The audit committee assists the Board in discharging its responsibilities with regard to financial reporting, external and internal audits and controls, including reviewing the Company's annual financial statements, reviewing and monitoring the extent of the non-audit work undertaken by external auditors, advising on the appointment of external auditors and reviewing the effectiveness of the Company's internal audit activities, internal controls and risk management systems. At present the Company does not have an internal audit function. The ultimate responsibility for reviewing and approving the annual report and accounts and the half-yearly reports remains with the Board.

The Combined Code recommends that the audit committee should comprise of at least three members who should all be independent non-executives directors, and that at least one member should have recent and relevant financial experience and that the chairman of the committee must be a non-executive director.

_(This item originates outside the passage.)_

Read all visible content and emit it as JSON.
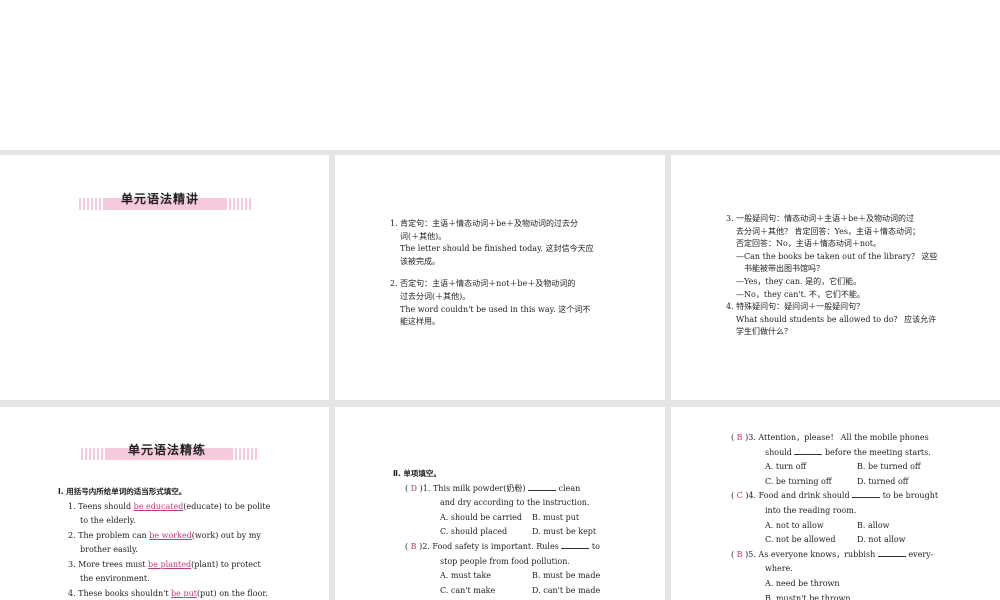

The membership of the Company's audit committee comprises three members, namely Rob Rowley, Gerald Corbett and Michael Wemms. The chairman of the audit committee is Rob Rowley. The company secretary shall act as the secretary of the audit committee. The Company considers that it does not comply with the Combined Code recommendations regarding the composition of the audit committee.

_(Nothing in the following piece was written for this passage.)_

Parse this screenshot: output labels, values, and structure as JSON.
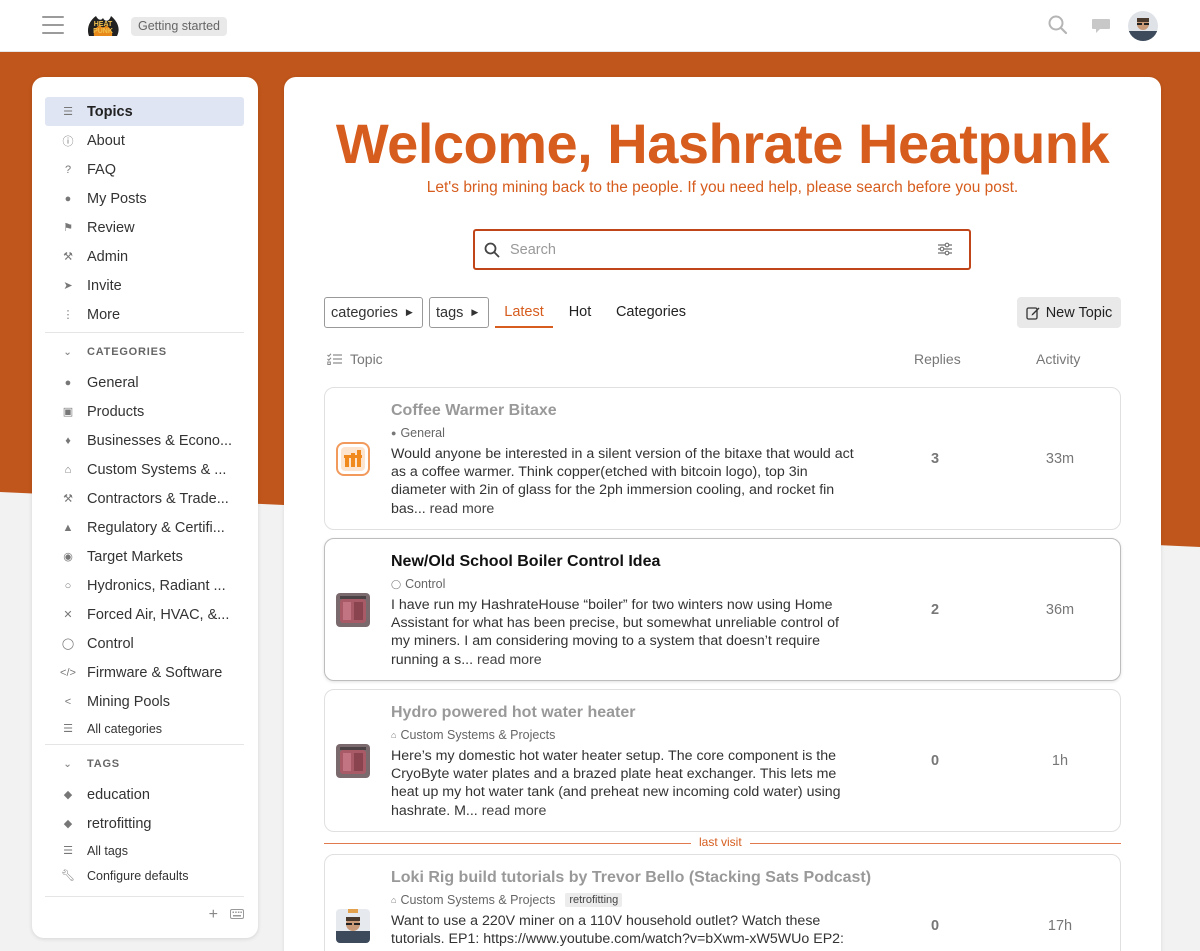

The quorum for meetings of the audit committee is two members. The audit Committee may invite the chairman and chief executive of the Company or any other person to advise and/or join meetings when required. However, no one other than the chairman of the audit committee and its members is entitled to attend or vote at a meeting of the audit committee. There should be at least one meeting, or part of a meeting, each year which the external auditors attend without management present. The audit committee will meet formally at least three times a year and otherwise as required. The audit committee will be authorised by the Board at the expense of the Company to obtain external professional advice and to secure the attendance of third parties with relevant experience at meetings when it considers it necessary.

Duties of the audit committee

The audit committee has authority to investigate areas of concern as to financial impropriety that arise and is able to obtain outside legal or other independent professional advice in connection with those matters. The principal duties of the audit committee include the following:

  • to monitor the integrity of all financial statements made by the Company and any formal announcements relating to the Company's financial performance, reviewing significant financial reporting judgements contained in them;
  • to review and challenge where necessary accounting policies, and practices, decisions requiring a major element of judgement, the clarity of disclosures, compliance with accounting standards, and compliance with stock exchange and other legal requirements:
  • to review the Company's internal audit function and ensure it is adequately resourced (the Company does not presently have an internal audit function);
  • to consider the appointment, re-appointment and removal of the external auditor and to recommend the remuneration and terms of engagement of the external auditor:
  • to assess the external auditor's independence and objectivity; and
  • to review the engagement of the external auditor to ensure the provision of non-audit services by the external audit firm does not impair its independence or objectivity.

Model code

The Company has adopted a code of securities dealings in relation to the securities of the Company which is based on, and is at least rigorous as, the Model Code as published in the Listing Rules. The code adopted applies to the directors and other relevant employees of the Group.